Santhals framing rule guide book to eradicate superstition
Jamshedpur: With witchcraft and dowry killings being increasingly reported among the Santhals, the tribe, living mostly in eastern India, is engaged in framing a "codified rule guide book" to do away with the social ills.
A decision in this regard was taken at a recent meeting of the two frontline Santhal organisations `All India Majhi Pargana Mandwa` and `Adivasi Sengel Abhiyan` which are working to bring about reforms in the lives of the tribes.
Twenty-four representatives of the two organisations from Assam, Bihar, Odisha, West Bengal and Jharkhand had taken part in the meeting, the chairman of Adivasi Sengel Abhiyan (ASA), Salkhan Murmu, said.
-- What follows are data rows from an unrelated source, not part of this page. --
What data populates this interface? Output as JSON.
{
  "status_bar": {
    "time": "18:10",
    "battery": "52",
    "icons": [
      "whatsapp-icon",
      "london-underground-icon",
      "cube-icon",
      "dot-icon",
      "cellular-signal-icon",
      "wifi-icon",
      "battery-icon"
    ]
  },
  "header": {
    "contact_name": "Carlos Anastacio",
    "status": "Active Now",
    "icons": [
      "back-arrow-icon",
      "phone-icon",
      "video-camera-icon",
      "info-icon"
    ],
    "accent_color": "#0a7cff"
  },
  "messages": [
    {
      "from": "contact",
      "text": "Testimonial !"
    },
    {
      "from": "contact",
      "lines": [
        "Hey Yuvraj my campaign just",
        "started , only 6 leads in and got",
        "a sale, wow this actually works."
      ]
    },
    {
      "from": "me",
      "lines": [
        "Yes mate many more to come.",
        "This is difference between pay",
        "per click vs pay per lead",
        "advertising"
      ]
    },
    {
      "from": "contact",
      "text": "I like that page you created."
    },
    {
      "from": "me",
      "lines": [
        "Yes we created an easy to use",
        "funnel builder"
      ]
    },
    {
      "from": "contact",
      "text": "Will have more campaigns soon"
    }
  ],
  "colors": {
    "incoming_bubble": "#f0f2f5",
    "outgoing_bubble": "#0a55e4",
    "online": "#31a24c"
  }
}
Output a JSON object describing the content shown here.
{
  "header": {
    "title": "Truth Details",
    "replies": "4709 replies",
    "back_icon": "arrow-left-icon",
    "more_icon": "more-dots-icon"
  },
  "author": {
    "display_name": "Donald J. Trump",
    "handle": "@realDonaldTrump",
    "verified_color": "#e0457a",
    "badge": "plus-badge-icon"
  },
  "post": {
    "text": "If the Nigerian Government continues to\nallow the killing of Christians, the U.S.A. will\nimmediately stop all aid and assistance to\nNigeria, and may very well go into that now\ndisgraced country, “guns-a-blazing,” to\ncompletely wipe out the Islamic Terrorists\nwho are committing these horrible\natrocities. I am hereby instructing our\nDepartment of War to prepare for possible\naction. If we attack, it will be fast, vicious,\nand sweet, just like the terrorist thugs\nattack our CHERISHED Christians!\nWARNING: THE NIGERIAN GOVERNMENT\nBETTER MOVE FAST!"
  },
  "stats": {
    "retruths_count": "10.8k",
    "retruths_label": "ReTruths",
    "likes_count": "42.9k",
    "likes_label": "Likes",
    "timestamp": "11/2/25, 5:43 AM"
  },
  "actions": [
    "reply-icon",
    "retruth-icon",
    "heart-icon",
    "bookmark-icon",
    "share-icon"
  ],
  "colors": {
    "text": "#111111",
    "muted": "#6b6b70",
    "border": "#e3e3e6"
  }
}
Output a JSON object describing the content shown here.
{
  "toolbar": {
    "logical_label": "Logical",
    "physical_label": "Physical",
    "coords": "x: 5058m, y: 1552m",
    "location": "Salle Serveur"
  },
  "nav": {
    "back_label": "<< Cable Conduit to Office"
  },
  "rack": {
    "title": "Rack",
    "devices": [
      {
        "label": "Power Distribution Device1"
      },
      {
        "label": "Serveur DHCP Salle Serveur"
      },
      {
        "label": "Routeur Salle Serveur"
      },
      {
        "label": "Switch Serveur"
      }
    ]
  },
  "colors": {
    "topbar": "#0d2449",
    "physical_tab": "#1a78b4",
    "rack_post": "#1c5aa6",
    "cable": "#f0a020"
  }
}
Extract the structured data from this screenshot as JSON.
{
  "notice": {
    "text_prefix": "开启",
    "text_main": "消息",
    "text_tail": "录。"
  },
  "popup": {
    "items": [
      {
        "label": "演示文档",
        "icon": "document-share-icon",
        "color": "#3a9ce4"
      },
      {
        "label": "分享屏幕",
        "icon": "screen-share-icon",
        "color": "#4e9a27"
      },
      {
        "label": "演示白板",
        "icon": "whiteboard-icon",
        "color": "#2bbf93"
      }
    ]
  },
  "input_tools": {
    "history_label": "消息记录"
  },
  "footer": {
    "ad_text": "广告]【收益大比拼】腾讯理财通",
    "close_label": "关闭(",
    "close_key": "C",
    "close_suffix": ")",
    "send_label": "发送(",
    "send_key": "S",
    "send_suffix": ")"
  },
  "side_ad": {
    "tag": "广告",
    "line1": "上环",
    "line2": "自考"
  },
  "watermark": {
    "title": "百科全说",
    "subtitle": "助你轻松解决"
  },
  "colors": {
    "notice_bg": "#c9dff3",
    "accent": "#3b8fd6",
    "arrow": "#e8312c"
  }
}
The ASA, which has launched an awareness campaign among tribals to stay away from killing of innocent women branded as witches, said the codified rule guide book was necessitated by some cases of `Gonong` (dowry) demand made by employed Santhal families in Malda district of West Bengal recently.
Claiming that the practice of dowry was against tribal customs, Murmu said the Santhals do not give any kind of dowry to the bridegroom side, though cases of dowry demand by some employed youths were narrated in the May 2 meeting.
Murmu said that the codified rule guide book had been framed already and only final touches were being given at present.
He said that the rule book, which would be released on `Hul Diwas`, the birth anniversary of martyrs Sidhu-Kanhu, was aimed at eradicating superstitions, taboos and witchcraft practices among the tribals.
Murmu expressed confidence that the rule guide book would motivate the tribals to intensify nature worship known among the tribals as `Sarna`.
The ASA, which is garnering support for recognition of Sarna, has filed a writ petition in the Cuttack High Court demanding its recognition by the central government.
The rule guide book also strongly advocates against killing of innocent animals during `Sendra festival`, the annual festival of tribals.
Animal sacrifices had resulted in the dwindling animal population, Murmu said.